For Teachers & Parents
Sound Choices is an educational program designed to teach children about hearing conservation, the hazards of loud sound, and the long-term effects of exposure to loud sound. Although the definition of “noise” may be interpreted on a personal basis, it can be described very simply as unwanted sound. Unwanted sound, or noise, can result in hearing loss, which is known as noise-induced hearing loss. Noise-induced hearing loss (NIHL) can be instantaneous and caused by just one single exposure to a very loud sound or NIHL can be caused by cumulative exposure to loud sounds, which gradually builds over time to cause the hearing loss. So even though hearing loss is not present in the childhood years, NIHL may be evidenced early in adulthood. This is true for today’s children more than it was in previous generations. Any reduction in the overall lifetime noise “dose” will be good for hearing in later years.

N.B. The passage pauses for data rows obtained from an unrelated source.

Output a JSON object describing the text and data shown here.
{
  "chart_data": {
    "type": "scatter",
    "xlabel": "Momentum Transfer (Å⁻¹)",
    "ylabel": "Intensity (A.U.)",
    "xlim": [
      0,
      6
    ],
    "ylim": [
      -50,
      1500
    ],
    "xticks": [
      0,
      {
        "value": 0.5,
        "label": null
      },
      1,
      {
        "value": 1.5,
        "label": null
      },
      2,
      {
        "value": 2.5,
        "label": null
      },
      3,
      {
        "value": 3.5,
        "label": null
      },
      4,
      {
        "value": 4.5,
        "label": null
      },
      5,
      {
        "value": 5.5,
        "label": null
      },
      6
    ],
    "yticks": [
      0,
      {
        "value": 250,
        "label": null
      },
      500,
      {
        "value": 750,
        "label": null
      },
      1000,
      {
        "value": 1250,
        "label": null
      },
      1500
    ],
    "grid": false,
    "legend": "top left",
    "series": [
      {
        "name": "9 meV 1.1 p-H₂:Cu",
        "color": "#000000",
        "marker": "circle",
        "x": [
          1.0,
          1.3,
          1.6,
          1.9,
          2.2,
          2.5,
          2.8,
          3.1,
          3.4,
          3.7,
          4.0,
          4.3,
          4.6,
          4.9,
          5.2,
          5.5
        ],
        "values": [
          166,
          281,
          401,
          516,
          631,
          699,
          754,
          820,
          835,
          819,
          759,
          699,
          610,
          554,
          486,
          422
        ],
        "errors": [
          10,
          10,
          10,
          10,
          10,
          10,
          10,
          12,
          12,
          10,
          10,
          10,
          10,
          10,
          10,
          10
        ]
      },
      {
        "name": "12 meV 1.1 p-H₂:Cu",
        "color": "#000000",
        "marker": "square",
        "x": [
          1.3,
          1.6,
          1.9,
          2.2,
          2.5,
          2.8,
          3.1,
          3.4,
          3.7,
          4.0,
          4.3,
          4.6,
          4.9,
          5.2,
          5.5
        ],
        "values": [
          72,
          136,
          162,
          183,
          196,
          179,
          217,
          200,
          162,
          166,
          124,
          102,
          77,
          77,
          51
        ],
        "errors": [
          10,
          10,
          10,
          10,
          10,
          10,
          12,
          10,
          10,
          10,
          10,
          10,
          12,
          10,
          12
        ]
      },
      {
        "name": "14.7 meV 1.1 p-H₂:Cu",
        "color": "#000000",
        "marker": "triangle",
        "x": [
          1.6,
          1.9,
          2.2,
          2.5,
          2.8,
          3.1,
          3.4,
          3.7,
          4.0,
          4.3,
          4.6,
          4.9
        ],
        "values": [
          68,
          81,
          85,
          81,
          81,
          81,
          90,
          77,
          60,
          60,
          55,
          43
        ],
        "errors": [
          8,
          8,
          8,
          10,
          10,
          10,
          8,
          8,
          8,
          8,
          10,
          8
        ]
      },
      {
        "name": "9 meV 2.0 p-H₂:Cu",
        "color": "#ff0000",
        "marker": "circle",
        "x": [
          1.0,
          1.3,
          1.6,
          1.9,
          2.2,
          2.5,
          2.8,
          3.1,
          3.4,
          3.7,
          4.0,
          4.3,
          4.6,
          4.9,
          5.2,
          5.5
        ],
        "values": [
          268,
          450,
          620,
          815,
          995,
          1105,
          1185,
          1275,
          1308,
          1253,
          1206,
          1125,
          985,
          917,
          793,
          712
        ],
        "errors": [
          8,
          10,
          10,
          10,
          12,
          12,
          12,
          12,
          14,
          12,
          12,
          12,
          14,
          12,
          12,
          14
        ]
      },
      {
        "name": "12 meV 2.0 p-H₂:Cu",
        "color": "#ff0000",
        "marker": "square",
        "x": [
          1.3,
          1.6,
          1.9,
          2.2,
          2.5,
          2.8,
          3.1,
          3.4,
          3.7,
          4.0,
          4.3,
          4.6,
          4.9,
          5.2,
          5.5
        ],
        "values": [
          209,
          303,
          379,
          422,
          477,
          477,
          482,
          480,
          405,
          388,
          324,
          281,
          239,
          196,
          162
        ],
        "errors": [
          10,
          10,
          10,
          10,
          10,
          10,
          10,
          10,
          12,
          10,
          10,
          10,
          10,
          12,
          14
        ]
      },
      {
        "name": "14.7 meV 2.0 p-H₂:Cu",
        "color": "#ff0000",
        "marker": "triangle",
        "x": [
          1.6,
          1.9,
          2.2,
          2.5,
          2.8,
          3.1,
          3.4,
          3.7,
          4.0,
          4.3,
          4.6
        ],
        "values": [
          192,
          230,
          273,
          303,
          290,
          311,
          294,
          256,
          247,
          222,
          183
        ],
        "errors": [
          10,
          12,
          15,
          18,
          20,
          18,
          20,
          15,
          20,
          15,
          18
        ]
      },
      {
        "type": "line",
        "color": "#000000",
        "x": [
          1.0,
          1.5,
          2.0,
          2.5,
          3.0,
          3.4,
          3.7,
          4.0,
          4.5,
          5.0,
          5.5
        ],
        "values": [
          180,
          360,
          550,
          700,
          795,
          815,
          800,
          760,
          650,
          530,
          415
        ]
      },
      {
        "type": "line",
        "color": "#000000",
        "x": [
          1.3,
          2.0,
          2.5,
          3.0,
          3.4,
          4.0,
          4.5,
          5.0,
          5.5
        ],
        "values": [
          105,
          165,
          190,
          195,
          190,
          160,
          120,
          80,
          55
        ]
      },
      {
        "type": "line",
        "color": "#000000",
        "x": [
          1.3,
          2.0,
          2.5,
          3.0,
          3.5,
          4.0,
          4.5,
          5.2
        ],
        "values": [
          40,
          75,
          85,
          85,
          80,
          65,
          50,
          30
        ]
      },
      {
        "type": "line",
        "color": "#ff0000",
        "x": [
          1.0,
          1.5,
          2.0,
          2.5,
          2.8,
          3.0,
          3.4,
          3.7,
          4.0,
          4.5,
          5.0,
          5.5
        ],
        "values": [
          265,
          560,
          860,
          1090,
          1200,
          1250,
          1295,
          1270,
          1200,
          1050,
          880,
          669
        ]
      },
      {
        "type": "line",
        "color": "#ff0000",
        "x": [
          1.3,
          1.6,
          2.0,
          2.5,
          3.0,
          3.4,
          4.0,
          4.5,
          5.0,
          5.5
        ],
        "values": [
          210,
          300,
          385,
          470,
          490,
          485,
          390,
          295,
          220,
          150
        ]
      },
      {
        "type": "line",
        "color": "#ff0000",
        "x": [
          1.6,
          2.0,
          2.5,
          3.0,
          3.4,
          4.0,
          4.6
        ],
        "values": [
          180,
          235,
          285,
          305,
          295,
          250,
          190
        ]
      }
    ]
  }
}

According to the National Center of Disease Statistics, 5.2 million children between the ages of 6-19 years have hearing loss directly related to noise exposure. With the ever growing popularity of personal music players, video games, and noisy electronic toys and devices, today’s children are being exposed to louder sound levels than previous generations. Many current listening devices use an earphone worn in the ear, making it more difficult for authority figures such as parents and teachers to monitor the true listening level of the device being used.
Although permanent, noise-induced hearing loss (NIHL) is also 100% preventable. Just as we teach our children about other health and safety issues (like wearing bike helmets, using sunscreen, eating healthy food), we should also address hearing wellness. Unlike other health issues, NIHL is generally invisible. There are no overt visible warning signs like blood, bruises, or pain. NIHL can, though, have a negative lifelong impact on academic achievement, employment, and social relationships.